For my sister, it is normal that a daughter takes care of her mother unto death. It's what is done. I could never do that, even if I had a close sunny devoted relationship with my mother - which I don't. So that makes me, what. Selfish. My sister doesn't lay this on me - I draw my own conclusions. It is true, I am a very selfish person, because I am so vulnerable to being hurt. I am "unstable" and I have to safeguard my equilibrium and shelter myself from turbulence. I hate that about myself, but there it is. I'm a de facto narcissist. If I don't wrap myself up in myself I would just bleed through my skin when you touch me, and crumble. Now I am thinking, well, I'm just going to crumble now. This is maybe what real life is all about. Crumbling, Disintegrating. Turning to dust.
 

Friday, June 6, 2014

Letters

Miss Manners answered a letter today about how to react sympathetically to a Facebook post indicating someone's sad or has sad things going on. Clicking "Like" seems rude or callous. Her reply: "To express sympathy, it is essential to demonstrate that you are thinking about the person." The computer interface is designed to keep time spent on any one thing or one person to a minimum.

So, she says, write a letter. If you care deeply about the person, write a letter.

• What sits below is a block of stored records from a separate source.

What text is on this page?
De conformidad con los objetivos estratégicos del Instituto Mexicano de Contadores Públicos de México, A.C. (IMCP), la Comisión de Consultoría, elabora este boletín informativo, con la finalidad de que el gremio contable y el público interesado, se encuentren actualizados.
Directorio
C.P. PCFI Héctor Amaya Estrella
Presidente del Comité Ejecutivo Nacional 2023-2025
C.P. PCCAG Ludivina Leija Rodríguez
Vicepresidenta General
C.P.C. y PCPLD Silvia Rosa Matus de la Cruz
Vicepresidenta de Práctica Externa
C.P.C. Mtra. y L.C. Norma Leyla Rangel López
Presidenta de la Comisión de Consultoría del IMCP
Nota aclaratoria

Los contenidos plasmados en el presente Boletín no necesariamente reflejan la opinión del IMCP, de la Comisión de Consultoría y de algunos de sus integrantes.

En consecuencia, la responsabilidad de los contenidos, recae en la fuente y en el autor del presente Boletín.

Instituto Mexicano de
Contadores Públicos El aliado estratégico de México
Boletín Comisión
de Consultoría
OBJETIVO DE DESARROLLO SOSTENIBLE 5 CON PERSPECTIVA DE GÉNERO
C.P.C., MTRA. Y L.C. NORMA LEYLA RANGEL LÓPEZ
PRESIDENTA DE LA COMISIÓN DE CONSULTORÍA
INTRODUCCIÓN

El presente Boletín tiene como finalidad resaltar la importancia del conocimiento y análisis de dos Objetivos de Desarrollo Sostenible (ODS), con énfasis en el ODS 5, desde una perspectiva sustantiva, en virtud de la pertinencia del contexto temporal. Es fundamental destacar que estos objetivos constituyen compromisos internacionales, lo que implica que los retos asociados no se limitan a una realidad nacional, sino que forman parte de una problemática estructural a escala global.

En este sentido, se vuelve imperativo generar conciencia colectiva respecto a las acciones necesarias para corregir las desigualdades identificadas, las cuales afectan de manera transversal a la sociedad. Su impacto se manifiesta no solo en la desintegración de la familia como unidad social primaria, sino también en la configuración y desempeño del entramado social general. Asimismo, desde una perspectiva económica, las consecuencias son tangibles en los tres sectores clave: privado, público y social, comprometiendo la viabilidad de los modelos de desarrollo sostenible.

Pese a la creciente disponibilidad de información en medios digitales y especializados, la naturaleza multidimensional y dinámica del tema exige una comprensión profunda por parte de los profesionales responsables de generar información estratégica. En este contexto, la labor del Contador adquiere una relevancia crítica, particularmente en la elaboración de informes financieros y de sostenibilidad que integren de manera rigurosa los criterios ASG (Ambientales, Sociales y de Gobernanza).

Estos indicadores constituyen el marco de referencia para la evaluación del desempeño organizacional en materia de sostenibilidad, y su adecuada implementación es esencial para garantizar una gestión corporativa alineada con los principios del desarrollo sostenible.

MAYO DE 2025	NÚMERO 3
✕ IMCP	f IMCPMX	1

I have all the letters anyone has sent me since it became incomprehensible to sit down and write one. There are only a handful. Before that, I didn't keep them because I wrote and received so many I didn't realize they were precious - and it never occurred to me that one day they'd be like extinct exotic animals. They're more meaningful than photos even because the person's mind and soul are uniquely present in them.

I still write letters when my heart is very full or when someone else has written me with a full heart. I'm curious: When was the last time you wrote a letter?